Aragorn y Legolas iban ahora con Éomer en la vanguardia. Cabalgaban en plena noche, a paso más lento a medida que la oscuridad se hacía más profunda y el camino trepaba más escarpado hacia el sur, entre los imprecisos repliegues de las estribaciones montañosas. Encontraron pocos enemigos. De tanto en tanto se topaban con pandillas de orcos vagabundos; pero huían antes que los Jinetes pudieran capturarlos o matarlos.

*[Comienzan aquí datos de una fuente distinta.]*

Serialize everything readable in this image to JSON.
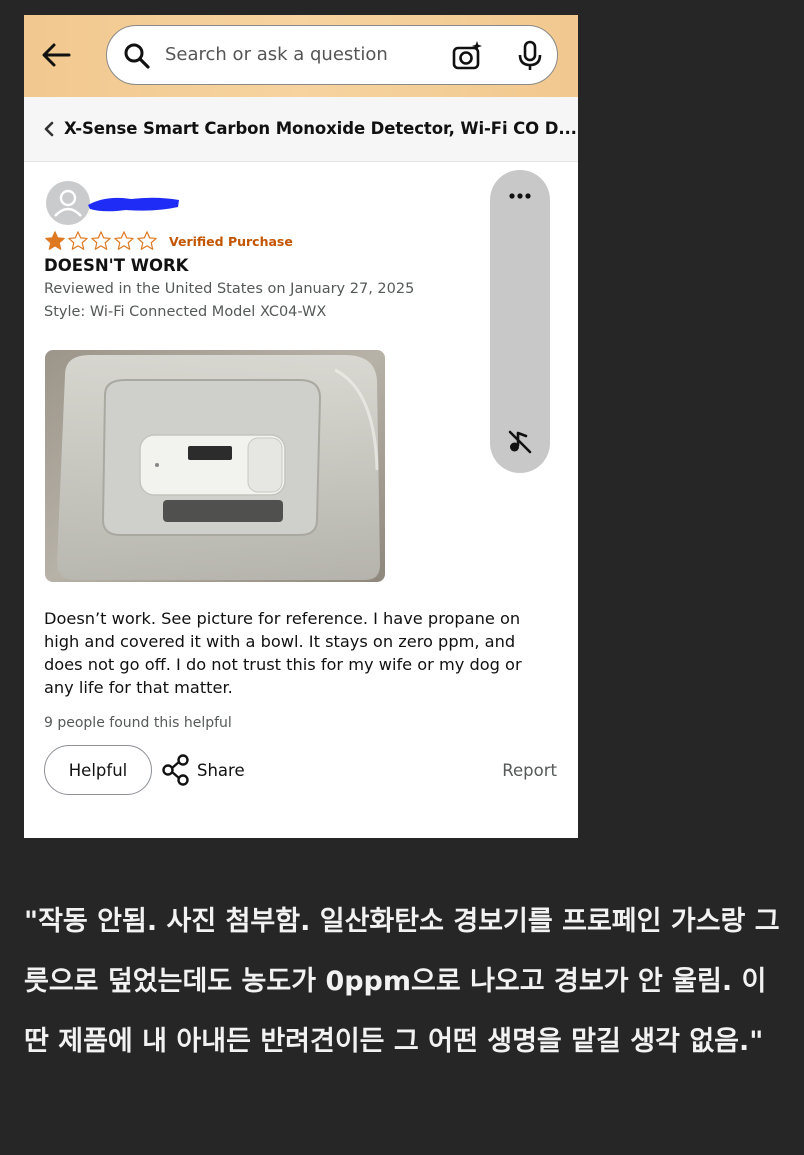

—No pasará mucho, me temo —dijo Éomer—, antes de que el avance de las huestes del rey llegue a oídos del hombre que encabeza las tropas enemigas, Saruman o quienquiera que sea el capitán que haya puesto al frente.
Los rumores de la guerra crecían al paso de las huestes. Ahora escuchaban, como transportados en alas de la noche, unos cantos roncos. Cuando habían escalado ya un buen trecho del Valle del Bajo se volvieron a mirar, y abajo vieron antorchas, innumerables puntos de luz incandescente que tachonaban los campos negros como flores rojas o que serpenteaban subiendo desde los bajíos en largas hileras titilantes. De tanto en tanto la luz estallaba, resplandeciente.
—Es un ejército muy grande, y nos pisa los talones —dijo Aragorn.
—Traen fuego —dijo Théoden—, e incendian todo cuanto encuentran a su paso, niaras, cabañas y árboles. Éste era un valle rico, y en él prosperaban muchas heredades. ¡Ay, pobre pueblo mío!